Premessa: la storia che vi raccontiamo è vera. Incredibilmente vera, come risulta da una delibera approvata e pubblicata sul sito dell’Istituto autonomo case popolari (Iacp). È la numero 45 del 24 settembre 2014 e ricostruisce le tappe della vicenda infinita di un progetto che fa avanti e indietro dagli uffici pubblici in attesa di diventare esecutivo.

Nel 1990 la Regione Siciliana stanzia con una legge i fondi per “completare il risanamento delle zone del territorio della città di Messina”. E stabilisce pure che il Comune debba avvalersi dello Iacp. Nell’ottobre 2006, cioè sedici anni dopo, ma questa è un’altra storia, il Consiglio di amministrazione dell’Istituto autonomo case popolari approva un progetto da 8 milioni e 755 mila euro per costruire 60 case popolari in località Fondo Basile-De Pasquale, una delle zone più colpite dal terremoto. Il Comune lo fa suo e lo delibera tre giorni dopo. Infine l’assessorato regionale ai Lavori pubblici lo finanzia nel mese di aprile 2007.
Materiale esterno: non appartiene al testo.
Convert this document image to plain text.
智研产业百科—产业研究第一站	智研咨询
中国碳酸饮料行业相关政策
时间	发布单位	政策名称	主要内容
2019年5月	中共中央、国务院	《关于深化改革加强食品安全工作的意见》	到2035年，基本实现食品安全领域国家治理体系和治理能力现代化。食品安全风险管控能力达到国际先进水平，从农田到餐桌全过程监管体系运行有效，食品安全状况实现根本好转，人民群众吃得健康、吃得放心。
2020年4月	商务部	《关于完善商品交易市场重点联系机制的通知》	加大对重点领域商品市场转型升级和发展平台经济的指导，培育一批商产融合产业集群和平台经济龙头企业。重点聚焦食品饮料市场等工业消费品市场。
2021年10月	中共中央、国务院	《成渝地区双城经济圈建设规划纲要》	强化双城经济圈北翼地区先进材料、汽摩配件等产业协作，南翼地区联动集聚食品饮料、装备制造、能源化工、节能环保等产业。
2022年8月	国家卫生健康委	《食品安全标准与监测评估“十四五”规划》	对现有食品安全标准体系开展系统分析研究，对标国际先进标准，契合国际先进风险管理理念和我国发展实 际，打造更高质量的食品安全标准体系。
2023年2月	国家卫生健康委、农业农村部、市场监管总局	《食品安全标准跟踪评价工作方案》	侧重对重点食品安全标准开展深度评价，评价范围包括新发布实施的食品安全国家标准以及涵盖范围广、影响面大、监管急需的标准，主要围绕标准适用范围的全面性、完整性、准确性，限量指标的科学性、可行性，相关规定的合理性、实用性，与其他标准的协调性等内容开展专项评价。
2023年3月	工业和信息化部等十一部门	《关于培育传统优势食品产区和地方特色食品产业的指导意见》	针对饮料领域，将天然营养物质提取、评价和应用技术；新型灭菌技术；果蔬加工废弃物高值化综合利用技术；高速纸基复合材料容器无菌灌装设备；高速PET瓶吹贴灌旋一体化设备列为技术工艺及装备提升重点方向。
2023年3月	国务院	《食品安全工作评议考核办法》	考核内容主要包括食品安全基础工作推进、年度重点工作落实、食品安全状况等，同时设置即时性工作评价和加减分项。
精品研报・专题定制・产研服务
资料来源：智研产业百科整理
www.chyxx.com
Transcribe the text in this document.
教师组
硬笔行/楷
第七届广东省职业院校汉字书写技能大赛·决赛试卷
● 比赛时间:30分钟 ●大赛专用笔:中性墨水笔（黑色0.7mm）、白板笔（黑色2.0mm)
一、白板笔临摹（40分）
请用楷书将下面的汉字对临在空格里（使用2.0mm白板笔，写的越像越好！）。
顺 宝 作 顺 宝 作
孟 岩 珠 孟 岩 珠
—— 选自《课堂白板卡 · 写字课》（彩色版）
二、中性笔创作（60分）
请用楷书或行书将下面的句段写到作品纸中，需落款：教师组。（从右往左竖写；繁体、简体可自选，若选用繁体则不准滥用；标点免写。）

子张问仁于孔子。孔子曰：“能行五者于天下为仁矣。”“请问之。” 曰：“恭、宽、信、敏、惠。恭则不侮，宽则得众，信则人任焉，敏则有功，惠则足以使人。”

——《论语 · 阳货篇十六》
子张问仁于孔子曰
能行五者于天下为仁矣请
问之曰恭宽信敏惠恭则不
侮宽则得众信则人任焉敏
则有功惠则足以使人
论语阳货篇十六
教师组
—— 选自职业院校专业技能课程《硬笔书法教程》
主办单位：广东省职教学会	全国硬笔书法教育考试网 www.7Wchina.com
La gara d’appalto, però, si blocca “per le difficoltà scaturite dalla non totale disponibilità dell’area, stante la presenza di baracche abitate”. Le palazzine servono proprio per dare un’abitazione a chi vive nelle case di fortuna eppure la presenza delle baracche coglie di “sorpresa” i tecnici dello Iacp. Pazienza. Nel frattempo, però, la Regione ha stilato il nuovo prezzario delle forniture – dal calcestruzzo alla più piccola presa di corrente – e in più bisogna calcolare le indennità di esproprio. Il progetto torna allo Iacp che lo affida alla Commissione tecnica e nel maggio 2008 viene deliberato per la seconda volta dal Consiglio di amministrazione dell’Istituto autonomo case popolari. L’importo è salito a 10 milioni di euro. Il Comune fa una seconda delibera e parte le richiesta di finanziamento alla Regione che adesso deve sborsare 1 milione 300 mila euro in più rispetto al passato. Solo che nell’attesa del sì regionale entra in vigore il prezzario del 2009 che impone allo Iacp di aggiornare il progetto che sale a 11 milioni e 247 mila euro. Nell’ottobre del 2009 l’assessorato regionale dà il via libera al finanziamento integrativo.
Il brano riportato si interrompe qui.